CIIS Anthropology and Social Change Visiting Scholars Series

The Obsession of the Turkish State with the Kurds This presentation will outline the Kurdish movement in Turkey and address the obsession of the Turkish state with Kurds by focusing on visual material. I will claim that the deep psychic attachment of the Turkish state to the figure of the Kurd stem from the fact that the state cannot otherize him/her since in the Turkish polity there is no place for the other. In order to recognize a group as the “other” we need to think of it as having desire. However, notwithstanding certain brief intervals when the question was asked “what do the Kurds want” albeit with negative connotations, the Turkish state and the public have not been interested in the desire of Kurds. Rather the Turkish state has been obsessed with annihilating the capacity of Kurds to experience desire, joy and fantasy. A related argument the presentation makes is that by binding Turkish citizens to this aim, the Turkish state rules not only over Turkish citizens behaviors but also their unconscious drives.

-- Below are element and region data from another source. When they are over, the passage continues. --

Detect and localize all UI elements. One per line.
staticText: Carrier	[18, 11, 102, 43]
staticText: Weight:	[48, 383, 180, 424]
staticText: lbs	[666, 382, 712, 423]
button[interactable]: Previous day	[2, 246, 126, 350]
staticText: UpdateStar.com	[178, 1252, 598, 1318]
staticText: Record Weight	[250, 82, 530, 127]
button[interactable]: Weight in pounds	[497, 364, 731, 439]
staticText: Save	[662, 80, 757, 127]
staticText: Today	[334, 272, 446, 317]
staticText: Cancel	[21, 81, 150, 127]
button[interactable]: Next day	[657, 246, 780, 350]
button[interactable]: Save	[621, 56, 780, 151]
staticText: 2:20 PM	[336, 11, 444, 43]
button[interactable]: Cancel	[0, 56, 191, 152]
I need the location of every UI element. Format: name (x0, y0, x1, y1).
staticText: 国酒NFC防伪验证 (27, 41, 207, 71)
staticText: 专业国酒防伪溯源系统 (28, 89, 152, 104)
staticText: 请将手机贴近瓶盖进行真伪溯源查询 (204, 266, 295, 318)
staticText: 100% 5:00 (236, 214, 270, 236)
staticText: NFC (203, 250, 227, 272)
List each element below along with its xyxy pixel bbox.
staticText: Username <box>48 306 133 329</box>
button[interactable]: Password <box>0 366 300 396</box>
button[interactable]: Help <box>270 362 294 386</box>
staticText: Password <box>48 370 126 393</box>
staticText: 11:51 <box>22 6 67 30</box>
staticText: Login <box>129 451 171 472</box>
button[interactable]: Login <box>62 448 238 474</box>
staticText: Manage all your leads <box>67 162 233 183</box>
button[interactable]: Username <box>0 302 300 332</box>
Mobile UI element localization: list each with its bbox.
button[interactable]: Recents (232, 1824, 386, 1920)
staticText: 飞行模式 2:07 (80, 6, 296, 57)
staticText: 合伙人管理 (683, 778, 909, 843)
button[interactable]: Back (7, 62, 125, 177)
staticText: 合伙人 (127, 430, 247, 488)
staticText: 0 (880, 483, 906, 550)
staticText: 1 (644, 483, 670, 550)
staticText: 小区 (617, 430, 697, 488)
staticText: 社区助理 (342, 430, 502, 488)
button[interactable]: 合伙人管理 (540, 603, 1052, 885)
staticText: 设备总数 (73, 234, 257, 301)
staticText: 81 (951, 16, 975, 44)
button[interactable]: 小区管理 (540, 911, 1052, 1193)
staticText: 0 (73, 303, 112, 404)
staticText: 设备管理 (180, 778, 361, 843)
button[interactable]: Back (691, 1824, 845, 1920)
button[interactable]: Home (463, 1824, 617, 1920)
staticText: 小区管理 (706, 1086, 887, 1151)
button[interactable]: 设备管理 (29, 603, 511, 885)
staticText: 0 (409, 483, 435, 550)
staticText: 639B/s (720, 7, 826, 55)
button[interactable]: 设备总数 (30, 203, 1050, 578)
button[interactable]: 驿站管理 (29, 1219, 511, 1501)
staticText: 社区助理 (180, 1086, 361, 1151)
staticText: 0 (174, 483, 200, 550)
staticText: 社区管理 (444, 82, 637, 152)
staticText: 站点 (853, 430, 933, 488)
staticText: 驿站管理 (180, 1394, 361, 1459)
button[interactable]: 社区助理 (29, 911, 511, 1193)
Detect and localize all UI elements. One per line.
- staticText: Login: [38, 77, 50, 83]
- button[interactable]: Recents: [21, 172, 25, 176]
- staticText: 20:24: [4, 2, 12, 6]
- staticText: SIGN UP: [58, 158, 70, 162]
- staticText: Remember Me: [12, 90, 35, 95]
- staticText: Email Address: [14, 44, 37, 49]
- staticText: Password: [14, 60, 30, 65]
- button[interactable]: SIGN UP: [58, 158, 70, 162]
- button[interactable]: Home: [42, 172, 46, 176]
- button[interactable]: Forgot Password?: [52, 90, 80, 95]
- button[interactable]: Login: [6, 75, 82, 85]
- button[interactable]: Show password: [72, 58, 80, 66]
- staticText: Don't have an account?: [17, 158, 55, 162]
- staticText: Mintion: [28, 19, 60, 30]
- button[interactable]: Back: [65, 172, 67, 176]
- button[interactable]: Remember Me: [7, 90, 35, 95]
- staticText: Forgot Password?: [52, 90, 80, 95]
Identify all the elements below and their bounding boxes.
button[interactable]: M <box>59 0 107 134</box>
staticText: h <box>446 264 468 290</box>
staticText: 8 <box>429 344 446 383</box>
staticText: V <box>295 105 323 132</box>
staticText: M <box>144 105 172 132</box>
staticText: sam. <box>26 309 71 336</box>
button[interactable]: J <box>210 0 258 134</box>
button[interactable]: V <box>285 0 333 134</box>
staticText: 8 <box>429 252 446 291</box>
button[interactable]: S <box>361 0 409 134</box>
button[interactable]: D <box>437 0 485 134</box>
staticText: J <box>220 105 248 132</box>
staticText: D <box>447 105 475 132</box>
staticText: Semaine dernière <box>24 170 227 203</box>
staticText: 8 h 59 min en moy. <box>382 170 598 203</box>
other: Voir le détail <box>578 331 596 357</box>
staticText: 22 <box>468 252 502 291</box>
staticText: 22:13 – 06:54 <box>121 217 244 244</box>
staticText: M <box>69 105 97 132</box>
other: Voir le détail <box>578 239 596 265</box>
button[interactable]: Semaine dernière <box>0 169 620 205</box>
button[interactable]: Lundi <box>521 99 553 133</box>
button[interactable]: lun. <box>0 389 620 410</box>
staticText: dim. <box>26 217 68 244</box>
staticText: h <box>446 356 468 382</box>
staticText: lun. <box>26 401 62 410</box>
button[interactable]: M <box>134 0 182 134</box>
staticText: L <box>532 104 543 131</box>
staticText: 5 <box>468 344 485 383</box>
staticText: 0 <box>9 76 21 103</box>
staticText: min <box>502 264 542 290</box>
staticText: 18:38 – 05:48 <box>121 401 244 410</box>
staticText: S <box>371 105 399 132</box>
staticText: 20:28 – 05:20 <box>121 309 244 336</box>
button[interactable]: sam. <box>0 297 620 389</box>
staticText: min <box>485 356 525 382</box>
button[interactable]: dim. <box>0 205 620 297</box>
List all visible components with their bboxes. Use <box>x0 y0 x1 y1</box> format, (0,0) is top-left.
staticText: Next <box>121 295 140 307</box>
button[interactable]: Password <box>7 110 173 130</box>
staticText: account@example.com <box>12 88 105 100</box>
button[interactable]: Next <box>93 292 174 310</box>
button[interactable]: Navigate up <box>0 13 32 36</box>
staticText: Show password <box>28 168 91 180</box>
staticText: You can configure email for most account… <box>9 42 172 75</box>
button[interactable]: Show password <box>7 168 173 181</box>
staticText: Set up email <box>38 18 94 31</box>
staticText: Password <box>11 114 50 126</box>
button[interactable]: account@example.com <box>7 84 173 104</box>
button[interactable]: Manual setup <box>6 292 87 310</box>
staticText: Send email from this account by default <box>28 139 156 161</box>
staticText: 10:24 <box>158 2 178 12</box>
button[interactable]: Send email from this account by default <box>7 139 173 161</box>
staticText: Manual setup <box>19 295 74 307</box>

Universalism and the Human in the Kurdish Women’s Movement In recent years there has been a revival of the idea of universalism and a reengagement with the concept of “the human” grounded in the struggles and thought of the South. This presentation aims at joining these discussions on “the human” and “the universal,” and thereby contributing to the development of theories from the South by focusing on the knowledge Kurdish Women’s Freedom Movement has produced. Its further goal is to show what the decolonization of truth, freedom and being entails in the practices of the Kurdish Women’s Freedom Movement, which struggles both against the patriarchy of the Kurdish society and the colonization of Kurdistan by the Turkish, Iranian, Iraqi and Syrian states. I argue that the human and the universal in the Kurdish Women’s Freedom Movement are open categories that are collectively practiced by transgressing what we already are and have been, and by being inspired by our local heritage as well as the heritage of the world crafted in resistance. Decolonizing freedom, truth and being in this context is not so much a return to an original culture before colonization, as much as an exploration of new laws and norms according to which we can live, constituted by collective reflection and action.